Further adventures of case-counting windows

Kaiser discusses several observations from the Israel booster study.

Further adventures of case-counting windows

If it's not already clear, observational data is a great playground for statisticians. We sniff out where biases are hiding, and we devise methods to correct such biases. It's a lot of fun. It's also frustrating - because there are endless ways to make adjustments.

In today's post, I examine a couple of curious observations made by the Israeli researchers when they analyzed the data from vaccine boosters (link).

***

The researchers shrank the follow-up window when counting severe cases (relative to counting cases)

This decision surprised me because severe cases are a fraction of all cases so I'd want to have a longer counting window, not a shorter one.

Recall that in the analysis of cases, the Israel booster real-world study pulled data from the national database for the month of August. Because of a case-counting window that starts 12 days after the booster shot, in effect, the study only counts cases from August 11 to August 30. Most people did not get the booster on July 31st, and so the average follow-up time is probably around 10 days. (See the previous post for more.)

For severe cases, the case-counting window shrank by 4 days, as the researchers stopped counting on August 26 instead of August 30. Thus, the average follow-up time for severe illness is around 6 days. You're right - protection against severe illness was shown for less than a week.
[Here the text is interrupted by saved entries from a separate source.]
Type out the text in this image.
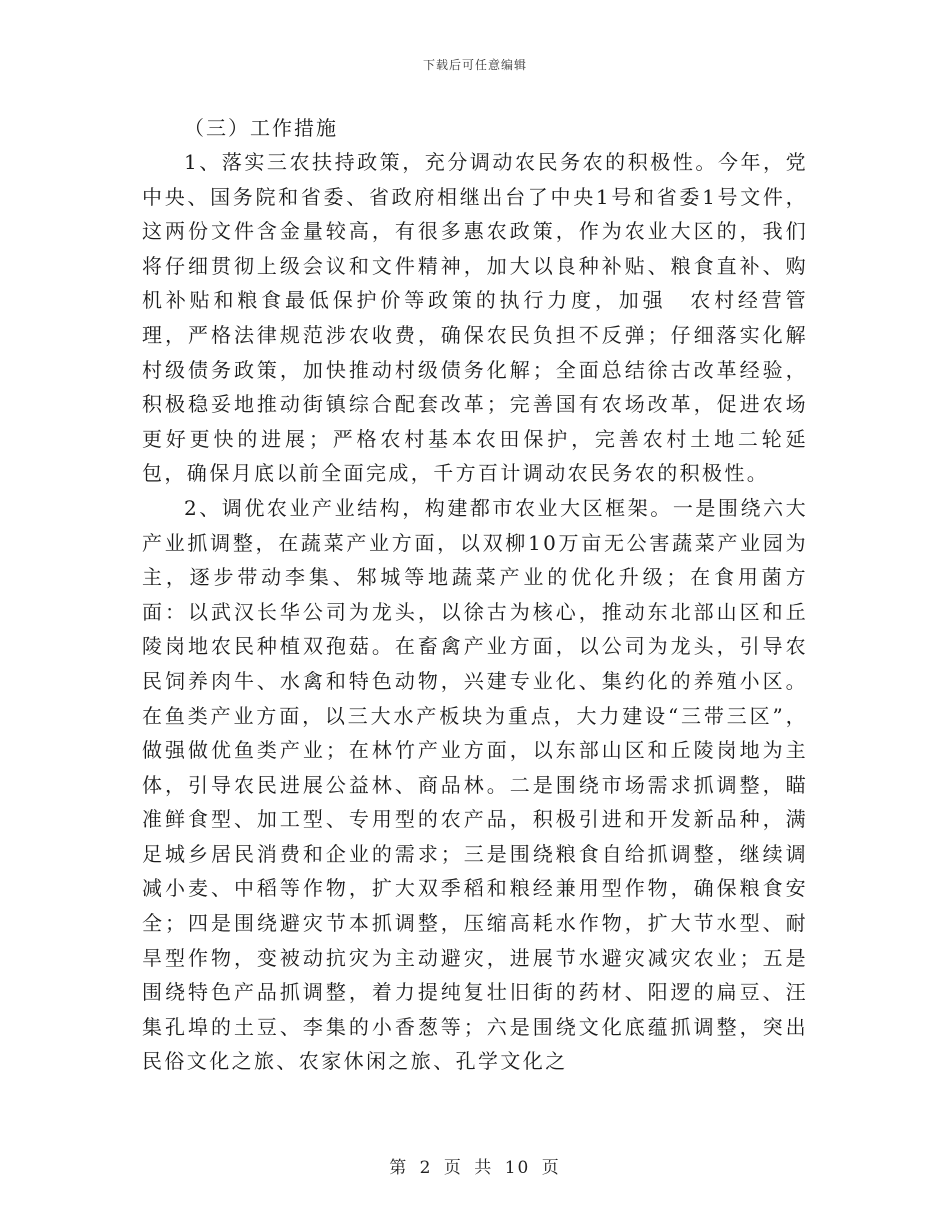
下载后可任意编辑

（三）工作措施

1、落实三农扶持政策，充分调动农民务农的积极性。今年，党中央、国务院和省委、省政府相继出台了中央1号和省委1号文件，这两份文件含金量较高，有很多惠农政策，作为农业大区的，我们将仔细贯彻上级会议和文件精神，加大以良种补贴、粮食直补、购机补贴和粮食最低保护价等政策的执行力度，加强　农村经营管理，严格法律规范涉农收费，确保农民负担不反弹；仔细落实化解村级债务政策，加快推动村级债务化解；全面总结徐古改革经验，积极稳妥地推动街镇综合配套改革；完善国有农场改革，促进农场更好更快的进展；严格农村基本农田保护，完善农村土地二轮延包，确保月底以前全面完成，千方百计调动农民务农的积极性。

2、调优农业产业结构，构建都市农业大区框架。一是围绕六大产业抓调整，在蔬菜产业方面，以双柳10万亩无公害蔬菜产业园为主，逐步带动李集、邾城等地蔬菜产业的优化升级；在食用菌方面：以武汉长华公司为龙头，以徐古为核心，推动东北部山区和丘陵岗地农民种植双孢菇。在畜禽产业方面，以公司为龙头，引导农民饲养肉牛、水禽和特色动物，兴建专业化、集约化的养殖小区。在鱼类产业方面，以三大水产板块为重点，大力建设“三带三区”，做强做优鱼类产业；在林竹产业方面，以东部山区和丘陵岗地为主体，引导农民进展公益林、商品林。二是围绕市场需求抓调整，瞄准鲜食型、加工型、专用型的农产品，积极引进和开发新品种，满足城乡居民消费和企业的需求；三是围绕粮食自给抓调整，继续调减小麦、中稻等作物，扩大双季稻和粮经兼用型作物，确保粮食安全；四是围绕避灾节本抓调整，压缩高耗水作物，扩大节水型、耐旱型作物，变被动抗灾为主动避灾，进展节水避灾减灾农业；五是围绕特色产品抓调整，着力提纯复壮旧街的药材、阳逻的扁豆、汪集孔埠的土豆、李集的小香葱等；六是围绕文化底蕴抓调整，突出民俗文化之旅、农家休闲之旅、孔学文化之

第 2 页 共 10 页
Here is a direct quote that explains why the case-counting window was shortened for severe cases relative to all cases:

In order to minimize the problem of censoring, the rate of severe illness was calculated on the basis of cases that had been confirmed on or before August 26, 2021. This schedule was adopted to allow for a week of follow-up (until the date when we extracted the data) for determining whether severe illness had developed.

In the Appendix, the researchers offered the following chart as supporting evidence:

Israelboosterstudy_figs5_severeillnesslag


This chart shows the lag between testing positive and the onset of severe illness for Covid-19 cases between November and March 2021 (conditional on people subsequently getting severely ill). The median lag is 4 days, meaning among those who eventually got severely ill, half got severely ill within 4 days of testing positive, and half got severely ill after 4 days (up to almost 30 days).

I believe the logic is that for anyone who got sick in the final 4 days of August and became severely ill, the onset of severe illness would have taken place after the data cutoff for this study.

Consider the following implications:

  • According to the chart above, half of the past patients took over 4 days and up to 30 days to develop severe illness. If we want to capture all severe cases, we ought to extend the follow-up period to at least 30 days - it should be 60 days if we use a one-month cohort. The methodology based on median lag time would capture only half of the severe cases.
  • Think about the severe cases that occurred between Aug 26 and Aug 30. These severe cases are connected with infections that occurred prior to August 26, most likely during August. They are excluded from the analysis. All of these severe cases should count. The severe cases that happened on the first 4 days should be dropped, if we use their logic. (Note that the infection rate was skyrocketing during August.)
  • Now think about someone who took the booster shot on August 16. If this person became severely ill on August 26, the severe case is not counted. But this severe case represents a lag time of 10 days from detection of infection, which according to the chart above, happens more than 10% of the time. This issue arises because the case-counting window is given a fixed ending date regardless of when the booster was administered.

***

The researchers disclosed they faced an incurable imbalance problem.

Part of the paper's Appendix is devoted to alternative analyses, one of which is a matching study. I discussed examples of matching studies before (Mayo Clinic, and Clalit). Unfortunately, this disclosure did not contain enough details to evaluate the quality of matching.

The following statement caught my eye: "Due to the very small number of severe cases, and the high censoring proportion, calculation for severe COVID-19 was not possible."

In my comments on the Clalit study (link), I mentioned a limitation of matching studies: if selection bias is severe, it may be hard to find acceptable matches, leading to dropping many unmatched cases ("high censoring proportion"). In this case, the matched population ended up being much younger than the vaccinated population.

In the Israeli booster study, the researchers attempted to find one person who hasn't taken the booster to match with each person who took the booster. Matching variables are the usual suspects like age group, second-dose date and so on. They appear to be saying that they failed to find adequate matches for a large proportion of the booster group. This is a sign of incurable covariate imbalance. This also suggests that those regression adjustments used in the main analysis are insufficient.